Growing up in the west side I didn’t get acculturated in any form of entertainment because I didn’t know it existed. The idea of theatrical plays, concerts and musicals were new to me. However, I did enjoy movies because they set the standard of living even though I didn’t have the lifestyle the characters in the movies had.

  It was until I joined the military that I was exposed to many other ethnic groups and their lifestyle. It excited me and I wanted to know more about how they lived, eat, dress and language. I got to know Puerto Ricans, Italians, Native Americans, New Yorkers and many other groups. Living in the same barracks, we got to know each other. For example, they wanted to know why I didn’t dress like a charro and why I couldn’t ride horses.

  My most exciting experience was when I was ordered to West Point, New York as a cadre. I was assigned to an Infantry Detachment which consisted of about a hundred men. We were there to train West Point Cadets in Infantry and Ranger tactics.

  As a Private First Class (PFC), I did the dirty work. Me and others had to do Kitchen Police (KP) honor guard duty and do the field work of a rifle squad soldier. There were times that we had free time and we go anywhere. We could go roller skating or ice skating depending on the season, watch a concert by the Army band or see the cadets parade. After that it got pretty boring. Thank God we had a service club. They took us on trips to New York City for the weekend. I was excited because we stayed at the USO building where they had bunks upstairs. We could stay there for breakfast lunch and dinner. All free. Donuts too.

  While at the USO, we got free tickets to movies and plays. This was my first venture into drama plays. The first one was the play, “A Raisin in The Sun”. This was in1959 and was just starting to play on Broadway. It was so new that they had cardboard and wood boxes as furniture. (It was made into a movie later on with Sidney Portiere as the lead.)

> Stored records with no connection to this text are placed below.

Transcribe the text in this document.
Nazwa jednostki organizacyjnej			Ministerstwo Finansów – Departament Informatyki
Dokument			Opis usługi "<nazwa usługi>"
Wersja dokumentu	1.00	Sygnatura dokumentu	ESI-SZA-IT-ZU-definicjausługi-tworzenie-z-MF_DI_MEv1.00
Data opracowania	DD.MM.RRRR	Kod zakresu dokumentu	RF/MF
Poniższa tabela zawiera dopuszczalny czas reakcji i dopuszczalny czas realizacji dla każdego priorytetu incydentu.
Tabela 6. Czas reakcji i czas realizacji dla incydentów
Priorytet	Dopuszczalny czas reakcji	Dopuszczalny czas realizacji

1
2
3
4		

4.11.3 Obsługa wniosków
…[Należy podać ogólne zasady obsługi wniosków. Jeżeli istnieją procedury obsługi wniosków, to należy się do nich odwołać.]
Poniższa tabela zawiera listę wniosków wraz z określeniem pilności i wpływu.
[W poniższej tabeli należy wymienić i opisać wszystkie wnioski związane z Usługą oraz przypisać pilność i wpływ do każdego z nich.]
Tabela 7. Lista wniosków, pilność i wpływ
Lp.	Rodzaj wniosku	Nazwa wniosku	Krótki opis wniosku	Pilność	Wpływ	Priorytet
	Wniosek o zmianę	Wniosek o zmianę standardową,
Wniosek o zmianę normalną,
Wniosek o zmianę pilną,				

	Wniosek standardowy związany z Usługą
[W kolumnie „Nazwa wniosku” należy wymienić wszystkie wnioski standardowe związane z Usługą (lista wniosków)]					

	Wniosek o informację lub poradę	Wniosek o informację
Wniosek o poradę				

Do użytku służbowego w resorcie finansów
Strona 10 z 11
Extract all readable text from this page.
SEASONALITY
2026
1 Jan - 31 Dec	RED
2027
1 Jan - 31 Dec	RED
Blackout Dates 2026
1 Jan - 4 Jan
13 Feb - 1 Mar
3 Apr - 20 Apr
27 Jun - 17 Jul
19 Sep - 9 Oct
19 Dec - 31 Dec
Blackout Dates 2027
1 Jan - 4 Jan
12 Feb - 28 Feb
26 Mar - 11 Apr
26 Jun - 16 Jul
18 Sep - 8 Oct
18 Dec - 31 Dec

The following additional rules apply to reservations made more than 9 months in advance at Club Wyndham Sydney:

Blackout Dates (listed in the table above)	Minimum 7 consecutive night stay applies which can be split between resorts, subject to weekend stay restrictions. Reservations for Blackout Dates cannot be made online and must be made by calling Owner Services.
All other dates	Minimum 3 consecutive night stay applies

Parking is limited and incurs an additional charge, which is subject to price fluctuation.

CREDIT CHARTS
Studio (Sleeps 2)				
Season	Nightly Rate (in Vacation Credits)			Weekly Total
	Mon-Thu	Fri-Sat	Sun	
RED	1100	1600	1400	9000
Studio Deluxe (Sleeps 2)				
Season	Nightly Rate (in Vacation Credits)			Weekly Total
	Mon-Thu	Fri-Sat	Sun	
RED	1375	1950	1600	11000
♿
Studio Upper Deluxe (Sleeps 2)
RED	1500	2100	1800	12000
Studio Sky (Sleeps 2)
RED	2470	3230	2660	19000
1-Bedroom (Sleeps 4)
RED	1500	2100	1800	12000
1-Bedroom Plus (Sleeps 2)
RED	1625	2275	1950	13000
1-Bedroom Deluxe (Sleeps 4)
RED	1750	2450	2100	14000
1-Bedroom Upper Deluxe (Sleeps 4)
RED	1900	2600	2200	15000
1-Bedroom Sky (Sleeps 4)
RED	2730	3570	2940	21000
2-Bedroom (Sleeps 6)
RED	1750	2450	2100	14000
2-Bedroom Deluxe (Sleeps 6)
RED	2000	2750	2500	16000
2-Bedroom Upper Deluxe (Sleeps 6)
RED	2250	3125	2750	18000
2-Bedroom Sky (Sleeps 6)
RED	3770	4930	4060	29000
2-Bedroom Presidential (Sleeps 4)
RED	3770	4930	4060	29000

  I got hooked on Broadway plays whether it played on Broadway or not. There were quite a few off Broadway theaters and I went to several. My initial trip to New York set me off to going there when I was free all weekend. On my own, if I had money, I would take a bus. If not, I would hitch hike all the way to George Washington Bridge where I would walk across and take a cab to downtown Manhattan. I wore my uniform in order to get a free ride and in those days, everybody in uniform was given a ride.

  This is the time when I started to get excited on musical plays. I enjoyed the colorful dancing, the songs and the music. The music had a strange sound and I never heard the kind of music that played for the staged shows. It was more horns than violins and drum beats. The second time I visited the city, I was given tickets to “The Unsinkable Molly Brown”. Staged show. It had been on Broadway for quite a while and later made into a movie. I liked the stage show better. So, all year in 1959, I was able to travel several times to the city to see concerts with Joni James at Carnegie Hall, Louis Armstrong also at Carnegie Hall. Also Perry Como at the NBC building. One of my favorite play was “The Music Man” with Bert Parks, the Miss America Host playing the lead part. All that came to a halt when I was reassigned to the Canal Zone in the Republic of Panama in 1960 where I started my career in a regular Infantry unit.

 Before I retired from the Army, I was stationed in Washington D.C. at Ft. McNair in D.C. When I had some free time which was a lot, I visited all the museums and even visited the White House before my family arrived and we lived in Ft. Myers, Virginia. We had a lot of free time and we were able to attend several concerts put on by the Army, Marines, Air Force bands and also attended the Lincoln Center where we saw Jerry Lewis in “Damn Yankees”

  Now in my senior years and not working for pay I started to go see some plays at the Majestic and the Municipal Auditorium where we saw “The Phantom of the Opera” and “Cats” among others. When the pandemic hit our area we were restricted in our travels and activities.

  Thank God for YouTube. I discovered YouTube when I was watching Netflix movies. My son showed me how to get into YouTube and lo and behold, I was transferred back to 1959 and beyond. All the movies and serials that I watched in my younger days, wrestling at the Wrestlethon, westerns with movie stars like Roy rogers, Bob Steele, war movies with John Wayne, TV shows like You Bet Your Life, The Texaco Hour with Milton Berle, Tarzan movies and more. The current one I am really interested in is the musicals with Doris Day, Judy Garland and Mickey Rooney. I went back in time to see the original plays that I had seen in 1959 and others that I had never seen like “Wicked” and “Memphis”.  Thank you YouTube. Even with the pandemic I’ll be inside watching my musicals.